JOY AND GRIEF ARE COUSINS

   I have recently been reading Eileen Laird's book, "Mindful Healing," which is quite wonderful. She is the woman who developed the AIP protocol (autoimmune protocol) some years ago. As a woman with Rheumatoid Arthritis, her way of eating, keeping healthy, and settling one's mind is so helpful for all of us, but especially for us in the Dysautonomia community.


 

  In this book she writes about her husband--who had lost his previous wife to illness--feeling joy and then bursting into tears. Because, as she says, the two emotions are joined at the hip. Often when you feel joy, tears may start. Or when you are crying, a small flame of joy may light in your heart.

  I remember a time 8 years back when I was going through chemo and feeling rather sorry for myself and bleakish as I walked around our deck in winter, using poles to keep my balance. My thoughts were dark. I felt that my future might be dark as well, although I had every confidence in my doctors, that my chemo would do the trick. But, as I walked, leaking tears, I stopped by the end of our deck and looked down. There, on our stone wall, sat a perky, busy chipmunk, washing her face vigorously with two paws. 


She bounced up and down, saw me, and disappeared into one of the many escape holes those creatures have.

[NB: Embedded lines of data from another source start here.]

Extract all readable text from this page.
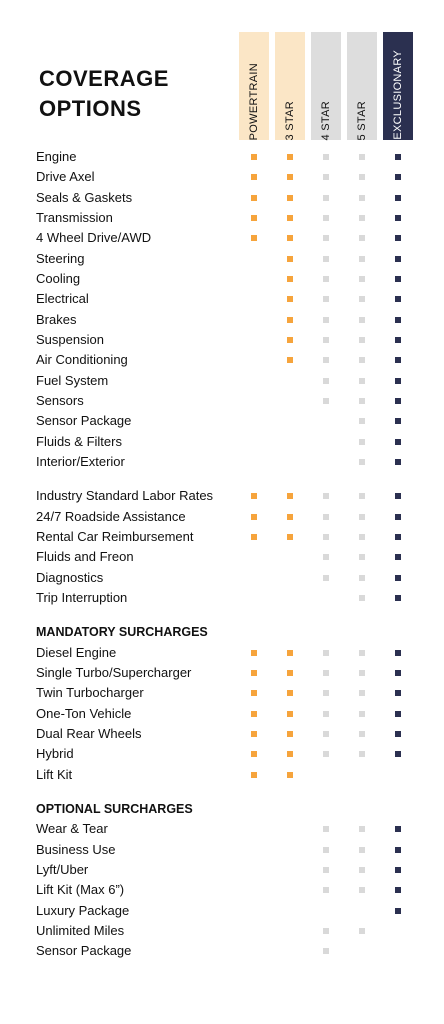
COVERAGE
OPTIONS	POWERTRAIN 3 STAR 4 STAR 5 STAR EXCLUSIONARY
Engine
Drive Axel
Seals & Gaskets
Transmission
4 Wheel Drive/AWD
Steering
Cooling
Electrical
Brakes
Suspension
Air Conditioning
Fuel System
Sensors
Sensor Package
Fluids & Filters
Interior/Exterior
Industry Standard Labor Rates
24/7 Roadside Assistance
Rental Car Reimbursement
Fluids and Freon
Diagnostics
Trip Interruption
MANDATORY SURCHARGES
Diesel Engine
Single Turbo/Supercharger
Twin Turbocharger
One-Ton Vehicle
Dual Rear Wheels
Hybrid
Lift Kit
OPTIONAL SURCHARGES
Wear & Tear
Business Use
Lyft/Uber
Lift Kit (Max 6”)
Luxury Package
Unlimited Miles
Sensor Package
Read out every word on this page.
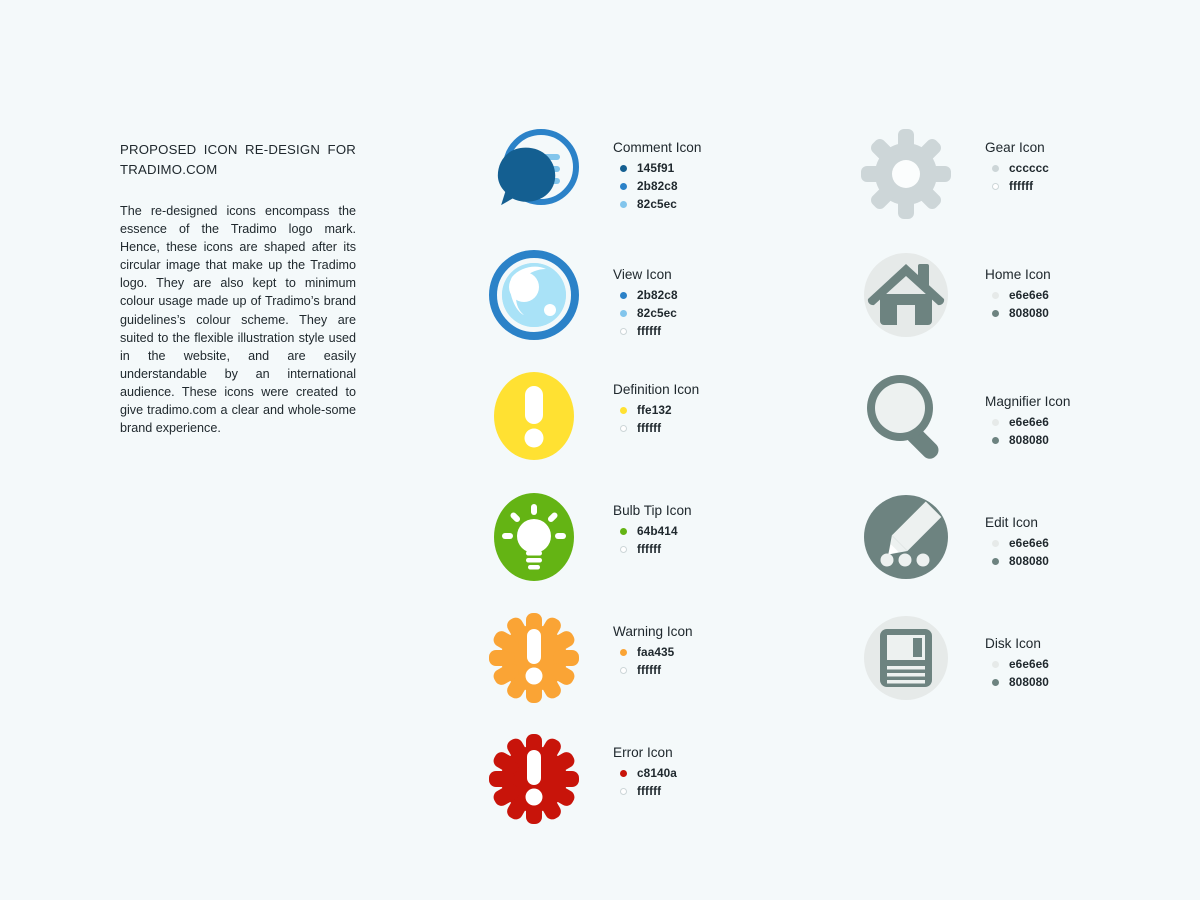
PROPOSED ICON RE-DESIGN FOR TRADIMO.COM

The re-designed icons encompass the essence of the Tradimo logo mark. Hence, these icons are shaped after its circular image that make up the Tradimo logo. They are also kept to minimum colour usage made up of Tradimo’s brand guidelines’s colour scheme. They are suited to the flexible illustration style used in the website, and are easily understandable by an international audience. These icons were created to give tradimo.com a clear and whole-some brand experience.

Comment Icon
145f91
2b82c8
82c5ec
View Icon
2b82c8
82c5ec
ffffff
Definition Icon
ffe132
ffffff
Bulb Tip Icon
64b414
ffffff
Warning Icon
faa435
ffffff
Error Icon
c8140a
ffffff
Gear Icon
cccccc
ffffff
Home Icon
e6e6e6
808080
Magnifier Icon
e6e6e6
808080
Edit Icon
e6e6e6
808080
Disk Icon
e6e6e6
808080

 Suddenly, my tears stopped. I brightened, as if a candle had been lit within. My entire mood changed just by seeing this small mite of energetic life below, who probably had not fears of mortality or backwards looking at "what used to be." What a lesson!

 I remember another time, which did not happen to me but to a dear friend and her beloved daughter. This friend had been diagnosed with ovarian cancer at the same time I was diagnosed with uterine cancer. We kept in close touch, wondering--should we dye our hair if we were just going to lose it? 


We decided yes, because it made us feel more like the women we were. She went through many treatments and then, 4 years after her diagnosis, her doctor told her there was nothing else he could do to halt her disease.

 When my friend told her daughter this, they held each other, cried and sobbed and cried some more. Then somehow, the sobbing changed to laughter and they held each other as they laughed hysterically. How does that happen? I don't know. God does. Somehow there are nerves connecting sadness and joy within our bodies and souls. I forget this so often.

 So, the next time I am down in the dumps, I think I shall pop a funny movie in the DVD player, possibly, "Planes, Trains, and Automobiles," 


which I think is hilarious. Then I will wait for my tears to transform into laughter, knowing that God is sitting on the couch with me, holding my hand, and laughing with me.